Royal duty should never include the cruel obligation to bare all about illness | Rachel Cooke

Cancer was once unmentionable. But for the Princess of Wales, the new requirement for openness risks turning into ugly curiosity

It may be that privacy has always been a relative concept, but in an age when its gradations grow ever crazier, their management left almost entirely to the harried individual, some of us find ourselves longing for its old, more absolutist protections: for the silence of our grandparents; for the laconicism of our parents. On Friday, like so many other people, I watched a youngish woman – a mother, a daughter, a sister, a wife – talk about the illness for which she’s being treated, and in the midst of my sympathy, an alarm began to ring somewhere in my head.

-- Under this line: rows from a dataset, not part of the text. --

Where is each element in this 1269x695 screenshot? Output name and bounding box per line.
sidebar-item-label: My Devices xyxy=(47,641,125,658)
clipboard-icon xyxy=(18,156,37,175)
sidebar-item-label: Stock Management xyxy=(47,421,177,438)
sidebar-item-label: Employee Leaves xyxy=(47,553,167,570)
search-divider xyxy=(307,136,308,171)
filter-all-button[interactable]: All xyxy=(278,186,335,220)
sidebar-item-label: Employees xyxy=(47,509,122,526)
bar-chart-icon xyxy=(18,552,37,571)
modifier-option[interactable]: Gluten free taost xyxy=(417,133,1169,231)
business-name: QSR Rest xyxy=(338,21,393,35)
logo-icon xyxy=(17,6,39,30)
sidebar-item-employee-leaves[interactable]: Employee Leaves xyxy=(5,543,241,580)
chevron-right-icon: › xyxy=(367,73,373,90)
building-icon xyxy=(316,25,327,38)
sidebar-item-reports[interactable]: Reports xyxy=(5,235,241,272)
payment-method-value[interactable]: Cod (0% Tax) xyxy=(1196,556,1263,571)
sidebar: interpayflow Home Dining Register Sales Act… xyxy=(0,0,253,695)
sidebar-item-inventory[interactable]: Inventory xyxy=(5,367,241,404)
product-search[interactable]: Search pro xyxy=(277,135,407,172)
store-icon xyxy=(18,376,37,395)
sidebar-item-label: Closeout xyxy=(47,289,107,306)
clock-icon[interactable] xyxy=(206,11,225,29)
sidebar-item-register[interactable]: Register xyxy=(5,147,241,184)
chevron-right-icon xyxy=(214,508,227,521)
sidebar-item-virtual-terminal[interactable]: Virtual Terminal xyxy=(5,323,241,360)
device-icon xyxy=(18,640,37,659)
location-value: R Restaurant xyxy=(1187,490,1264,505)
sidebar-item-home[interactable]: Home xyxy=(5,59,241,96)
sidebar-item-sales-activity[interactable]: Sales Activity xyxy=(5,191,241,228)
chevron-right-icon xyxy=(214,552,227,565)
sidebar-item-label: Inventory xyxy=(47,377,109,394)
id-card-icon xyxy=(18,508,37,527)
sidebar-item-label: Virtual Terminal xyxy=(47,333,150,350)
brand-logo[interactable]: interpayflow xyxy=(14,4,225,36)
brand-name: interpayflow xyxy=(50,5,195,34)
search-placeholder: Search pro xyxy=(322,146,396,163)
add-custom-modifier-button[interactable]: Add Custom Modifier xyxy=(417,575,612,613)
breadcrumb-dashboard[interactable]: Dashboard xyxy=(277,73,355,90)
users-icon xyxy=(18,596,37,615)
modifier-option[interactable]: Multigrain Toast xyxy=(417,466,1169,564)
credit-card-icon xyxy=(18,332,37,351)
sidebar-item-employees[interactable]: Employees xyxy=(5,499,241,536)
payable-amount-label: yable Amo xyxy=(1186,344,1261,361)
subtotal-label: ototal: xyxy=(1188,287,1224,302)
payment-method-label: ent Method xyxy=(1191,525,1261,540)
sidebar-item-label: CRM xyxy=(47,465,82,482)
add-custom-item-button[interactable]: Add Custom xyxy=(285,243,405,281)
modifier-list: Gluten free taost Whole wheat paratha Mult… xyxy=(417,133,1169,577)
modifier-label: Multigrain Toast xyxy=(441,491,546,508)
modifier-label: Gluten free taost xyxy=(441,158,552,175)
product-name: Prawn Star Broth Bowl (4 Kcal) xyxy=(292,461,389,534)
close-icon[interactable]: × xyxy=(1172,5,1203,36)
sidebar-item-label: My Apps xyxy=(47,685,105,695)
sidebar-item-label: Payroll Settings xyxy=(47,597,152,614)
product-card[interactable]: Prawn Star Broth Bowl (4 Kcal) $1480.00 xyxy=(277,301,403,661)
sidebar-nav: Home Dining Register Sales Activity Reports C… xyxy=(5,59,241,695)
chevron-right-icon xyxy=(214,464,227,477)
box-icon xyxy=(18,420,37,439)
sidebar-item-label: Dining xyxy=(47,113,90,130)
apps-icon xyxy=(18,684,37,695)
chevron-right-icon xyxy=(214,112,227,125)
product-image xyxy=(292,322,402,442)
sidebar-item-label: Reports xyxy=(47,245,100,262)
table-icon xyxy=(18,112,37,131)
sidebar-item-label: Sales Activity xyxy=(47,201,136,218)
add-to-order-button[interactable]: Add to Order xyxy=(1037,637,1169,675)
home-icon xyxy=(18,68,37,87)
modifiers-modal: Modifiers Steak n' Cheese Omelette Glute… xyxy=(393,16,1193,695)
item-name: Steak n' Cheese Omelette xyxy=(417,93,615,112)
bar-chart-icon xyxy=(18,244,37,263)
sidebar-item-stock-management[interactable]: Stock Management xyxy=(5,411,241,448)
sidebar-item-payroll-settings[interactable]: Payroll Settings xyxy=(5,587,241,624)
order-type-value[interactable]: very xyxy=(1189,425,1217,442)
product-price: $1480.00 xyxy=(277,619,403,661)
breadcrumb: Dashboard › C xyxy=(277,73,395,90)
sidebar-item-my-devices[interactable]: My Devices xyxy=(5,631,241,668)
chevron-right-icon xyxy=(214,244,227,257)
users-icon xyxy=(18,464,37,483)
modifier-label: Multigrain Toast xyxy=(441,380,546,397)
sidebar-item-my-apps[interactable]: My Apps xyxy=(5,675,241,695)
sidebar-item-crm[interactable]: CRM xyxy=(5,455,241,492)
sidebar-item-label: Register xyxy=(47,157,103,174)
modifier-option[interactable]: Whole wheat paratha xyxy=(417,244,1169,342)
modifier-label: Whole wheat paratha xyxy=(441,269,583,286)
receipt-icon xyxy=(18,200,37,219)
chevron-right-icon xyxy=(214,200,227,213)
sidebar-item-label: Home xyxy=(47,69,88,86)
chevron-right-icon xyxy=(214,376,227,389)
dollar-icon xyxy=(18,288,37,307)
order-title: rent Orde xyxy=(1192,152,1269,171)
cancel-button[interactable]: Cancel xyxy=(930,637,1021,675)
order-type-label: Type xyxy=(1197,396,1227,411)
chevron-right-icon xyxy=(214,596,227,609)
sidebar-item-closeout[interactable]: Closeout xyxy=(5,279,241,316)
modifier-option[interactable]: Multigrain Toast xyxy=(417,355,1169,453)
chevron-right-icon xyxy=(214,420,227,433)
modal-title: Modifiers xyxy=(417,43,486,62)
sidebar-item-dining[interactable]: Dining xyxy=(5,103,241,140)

Across the internet, I knew, people would be busy deleting their stupid, spiteful Facebook posts; in the cause of personal damage limitation, a few would shortly board Instagram in order to loud hail an apology – red-face emoji – for their part in the spiralling gossip and loopy conspiracy theories. And yet, I also knew her carefully beseeching statement wouldn’t really draw a line under anything. The word cancer is a beginning, not an end. Around the Princess of Wales, expectations are already quietly blooming, like the daffodils we saw behind her as she spoke.